Surprisingly, this tends to be a common issue that arises and though it might strike anxiety in most, fear not that your logs are not being dropped as our LogDNA agent is robust when it comes to handling scenarios like this. This guide is a good start to ways you can dig deeper into Kubernetes networking, how you find your cluster IPs, service IPs, pod network/namespace, cluster DNS and more.
2. Deployment Configuration
Another common issue we tend to see within support is container or application logs not being picked up correctly or picked up at all. There can be multiple reasons why one might not see their logs, it most likely comes down to the configuration of your deployment.
First, make sure your logs are being written to the proper directory. By default, LogDNA’s agent reads from /var/log. Your applications may be writing logs to a different directory and keep wondering why logs are not showing up. This can be easily resolved in two ways. One way is to simply have your application write logs directly to /var/log.
Another way, which is more efficient, is to modify your YAML configuration to actively pick up that particular directory that your application is writing to and also making sure that that directly is written to STDOUT. Remember that if your container isn’t writing to STDOUT and you modify the config to read from the new directory, your application logs won’t get picked up.

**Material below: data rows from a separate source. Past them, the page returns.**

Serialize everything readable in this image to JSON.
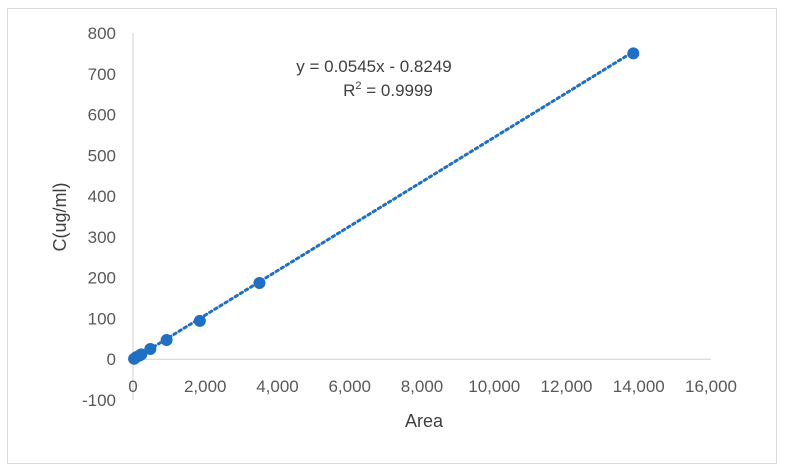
{
  "chart_data": {
    "type": "scatter",
    "title": "",
    "xlabel": "Area",
    "ylabel": "C(ug/ml)",
    "xlim": [
      0,
      16000
    ],
    "ylim": [
      -100,
      800
    ],
    "x_ticks": [
      0,
      2000,
      4000,
      6000,
      8000,
      10000,
      12000,
      14000,
      16000
    ],
    "x_tick_labels": [
      "0",
      "2,000",
      "4,000",
      "6,000",
      "8,000",
      "10,000",
      "12,000",
      "14,000",
      "16,000"
    ],
    "y_ticks": [
      -100,
      0,
      100,
      200,
      300,
      400,
      500,
      600,
      700,
      800
    ],
    "y_tick_labels": [
      "-100",
      "0",
      "100",
      "200",
      "300",
      "400",
      "500",
      "600",
      "700",
      "800"
    ],
    "grid": false,
    "series": [
      {
        "color": "#1f6fc5",
        "points": [
          {
            "x": 30,
            "y": 1
          },
          {
            "x": 90,
            "y": 5
          },
          {
            "x": 180,
            "y": 9
          },
          {
            "x": 230,
            "y": 12
          },
          {
            "x": 480,
            "y": 25
          },
          {
            "x": 930,
            "y": 47
          },
          {
            "x": 1850,
            "y": 94
          },
          {
            "x": 3500,
            "y": 187
          },
          {
            "x": 13850,
            "y": 750
          }
        ]
      }
    ],
    "trendline": {
      "style": "dotted",
      "color": "#1f6fc5",
      "slope": 0.0545,
      "intercept": -0.8249,
      "x_range": [
        0,
        13850
      ],
      "equation": "y = 0.0545x - 0.8249",
      "r_squared_prefix": "R",
      "r_squared_sup": "2",
      "r_squared_value": " = 0.9999"
    }
  }
}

For more more best practices on how to set up Kubernetes for logging, check out our webinar recap. Issues do arise within a Kubernetes deployment that if not taken care of can become bigger bottlenecks. Losing logs that give insight to issues should not be your problem. This write up was created by the LogDNA support team in an effort to help users identify, investigate and resolve some of the more common problems we see occur with customer deployments.